Even with the increases, though, home values in Opportunity Zones still lag behind those elsewhere.

“About three-quarters of zones with enough data to analyze had typical third-quarter prices below the national median of $310,500,” ATTOM said.

The Midwest has the largest share of lowest-value homes in Opportunity Zones.

Sixty percent of Opportunity Zone homes in the Midwest had home values below $150,000 last quarter, followed by the South at 42% and the Northeast at 35%. Just 5% of Opportunity Zone homes in the West are below $150,000.

Fifty-three percent of houses and condos in all Opportunity Zones showed median home values below $200,000. However, that’s down from 57% in 2021’s second quarter and 63% in the first quarter.

To Todd Teta, ATTOM’s chief product officer, these numbers may attract additional real estate investment to Opportunity Zones.

“Values in markets scattered through so-called Opportunity Zones kept rising at around the same pace seen in more upscale areas, as the housing-market boom kept lifting fortunes just about everywhere,” Teta said. “Home values in Opportunity Zones are still very low relative to other areas.

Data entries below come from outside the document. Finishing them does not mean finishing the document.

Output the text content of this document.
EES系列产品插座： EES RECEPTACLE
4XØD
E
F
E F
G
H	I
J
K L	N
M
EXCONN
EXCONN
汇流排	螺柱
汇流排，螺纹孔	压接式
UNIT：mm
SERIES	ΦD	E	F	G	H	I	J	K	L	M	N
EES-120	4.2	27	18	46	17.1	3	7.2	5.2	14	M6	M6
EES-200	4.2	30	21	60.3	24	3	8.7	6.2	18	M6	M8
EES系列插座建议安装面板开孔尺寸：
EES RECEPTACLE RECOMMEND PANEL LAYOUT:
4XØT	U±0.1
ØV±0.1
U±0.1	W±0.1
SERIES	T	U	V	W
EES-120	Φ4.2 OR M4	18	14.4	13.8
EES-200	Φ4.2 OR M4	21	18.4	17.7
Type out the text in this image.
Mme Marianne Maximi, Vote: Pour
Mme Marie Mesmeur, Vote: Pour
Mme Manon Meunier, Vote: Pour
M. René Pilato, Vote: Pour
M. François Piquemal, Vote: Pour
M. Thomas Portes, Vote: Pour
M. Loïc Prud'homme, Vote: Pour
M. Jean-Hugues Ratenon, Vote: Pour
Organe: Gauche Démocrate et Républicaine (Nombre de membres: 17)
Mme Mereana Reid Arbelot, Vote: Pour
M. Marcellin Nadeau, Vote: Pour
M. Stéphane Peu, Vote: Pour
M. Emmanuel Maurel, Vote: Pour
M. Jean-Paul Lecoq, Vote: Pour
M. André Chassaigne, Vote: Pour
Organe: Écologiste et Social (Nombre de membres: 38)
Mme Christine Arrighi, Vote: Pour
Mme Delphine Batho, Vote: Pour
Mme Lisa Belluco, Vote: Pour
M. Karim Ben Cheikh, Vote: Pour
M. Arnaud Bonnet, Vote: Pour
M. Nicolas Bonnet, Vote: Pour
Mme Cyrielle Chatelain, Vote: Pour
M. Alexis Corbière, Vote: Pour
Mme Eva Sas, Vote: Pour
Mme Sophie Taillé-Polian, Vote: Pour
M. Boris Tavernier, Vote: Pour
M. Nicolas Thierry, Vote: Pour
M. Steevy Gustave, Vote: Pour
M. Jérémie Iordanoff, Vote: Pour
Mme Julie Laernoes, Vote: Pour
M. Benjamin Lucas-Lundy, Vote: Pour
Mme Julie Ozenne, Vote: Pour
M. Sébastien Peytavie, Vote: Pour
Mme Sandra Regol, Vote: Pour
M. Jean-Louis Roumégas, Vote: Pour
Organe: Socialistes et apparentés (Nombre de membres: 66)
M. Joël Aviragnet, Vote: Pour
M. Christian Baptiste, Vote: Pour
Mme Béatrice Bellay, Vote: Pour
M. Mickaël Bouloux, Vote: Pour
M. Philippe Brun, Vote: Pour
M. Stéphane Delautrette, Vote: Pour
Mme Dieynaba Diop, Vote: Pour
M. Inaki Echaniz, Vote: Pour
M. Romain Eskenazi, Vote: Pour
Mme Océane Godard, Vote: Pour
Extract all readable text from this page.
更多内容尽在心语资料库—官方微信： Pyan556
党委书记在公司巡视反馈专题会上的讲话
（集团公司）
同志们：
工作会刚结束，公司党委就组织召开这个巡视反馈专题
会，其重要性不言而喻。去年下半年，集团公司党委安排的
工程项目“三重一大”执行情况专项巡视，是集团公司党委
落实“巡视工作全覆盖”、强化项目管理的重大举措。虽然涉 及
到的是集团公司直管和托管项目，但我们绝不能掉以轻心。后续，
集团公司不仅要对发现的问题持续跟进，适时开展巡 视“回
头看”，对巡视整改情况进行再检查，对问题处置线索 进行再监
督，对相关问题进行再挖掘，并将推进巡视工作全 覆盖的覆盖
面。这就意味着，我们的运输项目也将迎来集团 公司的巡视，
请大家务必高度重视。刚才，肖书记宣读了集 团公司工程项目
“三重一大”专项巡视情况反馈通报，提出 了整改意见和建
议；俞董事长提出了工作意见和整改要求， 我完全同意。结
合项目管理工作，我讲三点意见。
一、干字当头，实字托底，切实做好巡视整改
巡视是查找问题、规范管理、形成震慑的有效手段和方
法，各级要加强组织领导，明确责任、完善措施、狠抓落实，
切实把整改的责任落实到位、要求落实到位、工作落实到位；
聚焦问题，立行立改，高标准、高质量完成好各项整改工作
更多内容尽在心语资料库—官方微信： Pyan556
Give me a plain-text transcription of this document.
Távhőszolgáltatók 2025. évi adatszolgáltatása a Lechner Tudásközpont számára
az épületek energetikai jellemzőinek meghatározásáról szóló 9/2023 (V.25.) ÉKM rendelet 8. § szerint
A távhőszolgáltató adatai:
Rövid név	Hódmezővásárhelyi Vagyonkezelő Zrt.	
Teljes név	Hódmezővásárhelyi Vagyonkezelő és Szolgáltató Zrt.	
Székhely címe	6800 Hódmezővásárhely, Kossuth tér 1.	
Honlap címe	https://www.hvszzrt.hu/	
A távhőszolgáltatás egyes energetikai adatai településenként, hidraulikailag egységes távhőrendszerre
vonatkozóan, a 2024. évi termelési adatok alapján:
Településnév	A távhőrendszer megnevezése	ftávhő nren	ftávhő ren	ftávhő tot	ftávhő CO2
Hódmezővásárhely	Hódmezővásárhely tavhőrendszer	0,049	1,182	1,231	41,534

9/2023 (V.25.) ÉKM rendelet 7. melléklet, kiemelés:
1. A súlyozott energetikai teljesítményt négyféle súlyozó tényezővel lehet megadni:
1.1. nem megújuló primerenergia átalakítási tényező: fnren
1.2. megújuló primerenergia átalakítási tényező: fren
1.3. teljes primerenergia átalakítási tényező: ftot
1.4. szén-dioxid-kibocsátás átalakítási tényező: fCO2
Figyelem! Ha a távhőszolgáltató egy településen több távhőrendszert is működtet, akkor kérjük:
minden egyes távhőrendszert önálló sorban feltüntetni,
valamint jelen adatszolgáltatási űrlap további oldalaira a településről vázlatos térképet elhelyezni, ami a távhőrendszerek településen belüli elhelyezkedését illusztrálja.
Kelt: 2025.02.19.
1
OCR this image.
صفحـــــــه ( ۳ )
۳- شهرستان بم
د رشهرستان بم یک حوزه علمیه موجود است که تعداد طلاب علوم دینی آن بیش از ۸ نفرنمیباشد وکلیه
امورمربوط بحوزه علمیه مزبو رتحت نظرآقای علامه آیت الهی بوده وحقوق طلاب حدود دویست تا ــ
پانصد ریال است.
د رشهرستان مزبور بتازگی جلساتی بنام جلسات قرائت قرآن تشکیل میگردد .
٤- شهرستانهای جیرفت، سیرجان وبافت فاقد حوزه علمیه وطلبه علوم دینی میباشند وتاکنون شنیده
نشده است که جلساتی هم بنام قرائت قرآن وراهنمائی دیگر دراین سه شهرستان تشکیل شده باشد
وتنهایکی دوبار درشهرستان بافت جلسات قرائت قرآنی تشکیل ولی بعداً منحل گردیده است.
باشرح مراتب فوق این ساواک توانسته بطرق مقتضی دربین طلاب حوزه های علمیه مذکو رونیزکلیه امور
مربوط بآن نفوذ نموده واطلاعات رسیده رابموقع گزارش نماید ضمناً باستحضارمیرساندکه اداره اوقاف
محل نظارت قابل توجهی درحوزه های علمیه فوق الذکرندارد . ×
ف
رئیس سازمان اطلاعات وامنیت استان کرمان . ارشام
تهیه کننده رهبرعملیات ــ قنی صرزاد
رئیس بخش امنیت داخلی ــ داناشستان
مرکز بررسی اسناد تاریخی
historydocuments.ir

But the ongoing gains showed that lots of households are buying in those areas – something that should lure the attention of investors looking to take advantage of Opportunity Zone tax breaks.”

ATTOM found that home prices grew by at least 25% last quarter from 2020’s third quarter in four out of every ten Opportunity Zones. The company said that compares to three out of every ten communities that aren’t in Opportunity Zones.